The wolf is closer this time, just a dozen feet or so from her front door. He dips his head, as if in acknowledgement, those eyes still golden and piercing.

“I need something to call you,” Rey says, then hesitates. Her mind, gone warm and pleasantly drowsy, searches for a name. “How about… hm, how about Kylo? That’s a character from one of my favorite books. You’d like it, Sky Walkers, it’s fantasy and science fiction. Space opera. Lots of sword fights and action and family drama. No wolves, though, sorry.”

The wolf tilts his head and snorts.

She decides that that must mean he likes the name. “Wonderful,” she says. “Well, goodnight, Kylo.”

Kylo blinks at her, slow and sleepy, and disappears, melting into the shadows of the woods.

Rey shivers and goes inside, ready for her warm bed.

After that, Kylo shows up almost every night. Rey goes to the bar with the others a few more times, though she makes sure to get home early enough to sit on the porch with her wolf. He gets closer and closer every time, listening as she talks. She talks about everything—her life, growing up in foster care, getting adopted by Maz, trying to make her own way in the world—and he only ever sits there and listens, sometimes perking up one ear like he’s also listening to the sounds of the forest.

“It’s strange,” she says one evening, “I feel like I can talk to you like I can’t talk to anybody else.”

The wolf looks at her impassively.

“Yeah,” she jokes, “it’s probably because you can’t tell me off for talking too much, huh? You just leave when you’ve had enough.”

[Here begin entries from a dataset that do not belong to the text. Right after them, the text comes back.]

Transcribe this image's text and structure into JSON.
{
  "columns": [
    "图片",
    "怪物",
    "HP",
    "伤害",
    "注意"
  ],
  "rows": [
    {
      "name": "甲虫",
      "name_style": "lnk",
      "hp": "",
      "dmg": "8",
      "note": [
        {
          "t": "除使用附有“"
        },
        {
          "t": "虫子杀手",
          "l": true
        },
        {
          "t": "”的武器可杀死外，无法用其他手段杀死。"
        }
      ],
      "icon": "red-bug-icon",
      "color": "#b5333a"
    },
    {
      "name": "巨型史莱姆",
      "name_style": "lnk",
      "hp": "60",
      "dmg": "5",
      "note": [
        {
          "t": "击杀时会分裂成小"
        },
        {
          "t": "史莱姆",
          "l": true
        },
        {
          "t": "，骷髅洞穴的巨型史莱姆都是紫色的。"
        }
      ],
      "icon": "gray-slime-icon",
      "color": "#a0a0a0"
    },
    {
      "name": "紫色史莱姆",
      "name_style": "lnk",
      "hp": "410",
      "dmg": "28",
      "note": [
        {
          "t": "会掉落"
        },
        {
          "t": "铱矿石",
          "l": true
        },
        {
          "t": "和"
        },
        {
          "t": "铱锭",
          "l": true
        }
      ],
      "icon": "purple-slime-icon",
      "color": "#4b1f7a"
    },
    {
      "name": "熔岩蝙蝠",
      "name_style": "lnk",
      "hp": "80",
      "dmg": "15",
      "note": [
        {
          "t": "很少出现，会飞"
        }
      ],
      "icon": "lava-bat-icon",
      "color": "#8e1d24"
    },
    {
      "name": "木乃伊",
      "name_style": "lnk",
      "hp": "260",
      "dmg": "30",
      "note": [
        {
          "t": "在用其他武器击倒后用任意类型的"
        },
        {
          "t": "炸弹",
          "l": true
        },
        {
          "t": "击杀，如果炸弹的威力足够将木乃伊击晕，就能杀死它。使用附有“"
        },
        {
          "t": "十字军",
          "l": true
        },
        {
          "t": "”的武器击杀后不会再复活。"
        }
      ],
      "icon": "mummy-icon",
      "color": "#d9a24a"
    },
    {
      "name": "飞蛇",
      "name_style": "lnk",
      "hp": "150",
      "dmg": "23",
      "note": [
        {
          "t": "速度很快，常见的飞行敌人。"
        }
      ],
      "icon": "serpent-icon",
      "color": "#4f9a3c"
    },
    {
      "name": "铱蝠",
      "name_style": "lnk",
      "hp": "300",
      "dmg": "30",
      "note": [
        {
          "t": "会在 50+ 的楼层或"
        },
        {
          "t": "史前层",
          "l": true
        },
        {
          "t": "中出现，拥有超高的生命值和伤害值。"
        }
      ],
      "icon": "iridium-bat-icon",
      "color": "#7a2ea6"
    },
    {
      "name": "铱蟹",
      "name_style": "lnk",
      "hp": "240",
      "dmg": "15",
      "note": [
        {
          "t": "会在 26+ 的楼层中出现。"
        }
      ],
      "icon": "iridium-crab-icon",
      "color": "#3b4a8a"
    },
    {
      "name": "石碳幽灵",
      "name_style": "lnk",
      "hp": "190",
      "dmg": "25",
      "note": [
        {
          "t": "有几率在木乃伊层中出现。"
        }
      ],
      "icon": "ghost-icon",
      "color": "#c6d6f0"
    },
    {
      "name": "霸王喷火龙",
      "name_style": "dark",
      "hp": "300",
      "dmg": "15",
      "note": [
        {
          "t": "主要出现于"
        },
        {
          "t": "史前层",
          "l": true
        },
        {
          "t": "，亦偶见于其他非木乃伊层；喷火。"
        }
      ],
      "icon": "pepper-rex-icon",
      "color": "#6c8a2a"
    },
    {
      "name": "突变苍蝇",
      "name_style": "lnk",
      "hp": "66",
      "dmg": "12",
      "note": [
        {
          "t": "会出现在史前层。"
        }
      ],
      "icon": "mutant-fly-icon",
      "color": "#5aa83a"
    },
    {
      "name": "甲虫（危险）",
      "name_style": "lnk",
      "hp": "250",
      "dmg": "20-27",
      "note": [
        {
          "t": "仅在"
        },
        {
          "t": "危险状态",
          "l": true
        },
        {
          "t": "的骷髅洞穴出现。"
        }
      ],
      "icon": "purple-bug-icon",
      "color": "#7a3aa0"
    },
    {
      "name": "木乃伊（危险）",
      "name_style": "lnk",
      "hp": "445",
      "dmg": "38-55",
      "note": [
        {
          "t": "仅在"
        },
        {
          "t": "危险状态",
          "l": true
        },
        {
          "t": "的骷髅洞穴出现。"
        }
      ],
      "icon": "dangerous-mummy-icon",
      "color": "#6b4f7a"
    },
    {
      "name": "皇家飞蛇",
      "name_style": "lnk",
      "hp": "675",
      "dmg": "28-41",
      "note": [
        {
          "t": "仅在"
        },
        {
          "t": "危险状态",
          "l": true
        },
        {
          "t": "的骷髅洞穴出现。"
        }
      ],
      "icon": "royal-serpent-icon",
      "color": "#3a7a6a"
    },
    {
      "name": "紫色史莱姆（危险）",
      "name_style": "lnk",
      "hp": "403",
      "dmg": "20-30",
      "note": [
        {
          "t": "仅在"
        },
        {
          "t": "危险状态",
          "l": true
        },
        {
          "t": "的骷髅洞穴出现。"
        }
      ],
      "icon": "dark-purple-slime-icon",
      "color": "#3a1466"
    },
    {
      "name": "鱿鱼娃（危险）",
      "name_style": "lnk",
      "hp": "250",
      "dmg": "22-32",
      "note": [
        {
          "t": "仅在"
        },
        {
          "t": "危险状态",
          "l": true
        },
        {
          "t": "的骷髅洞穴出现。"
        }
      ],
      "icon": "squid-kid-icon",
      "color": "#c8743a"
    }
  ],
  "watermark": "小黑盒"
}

Kylo huffs a sigh and lies down, shivering when a winter breeze whips past them.

“It is cold, isn’t it, boy?” she says, wrapping her shawl around herself. “It’ll snow soon. I think we’re overdue already, actually.”

The wolf whines, stretching out its paws.

“I know. I hate the cold, too.” She stands. “I think I’m going to go start a fire, actually. Want to come inside and join me?”

He levels her a look that she would swear is sarcastic, as if he’s telling her her own thoughts: that it’s stupid to invite a wild animal inside, and her landlord would kill her if he found out. “Sometimes I would swear that you’re human,” she mutters, moving for the door.

That becomes their pattern over the next several days, as she gets used to her new job and builds the new foundation of her life. She even makes her way back to the café a few times, determined to order another frappe and show Ben that she is actually an intelligent being that can string more than two sentences together. But he’s never there when she goes. He must be off on another of his disappearing acts, like Rose mentioned.

One morning, as she’s driving to work, she notices the trucks by the side of the road, near her driveway. Men stand beside them, wearing neon vests and checking their rifles. Rey looks away and keeps driving.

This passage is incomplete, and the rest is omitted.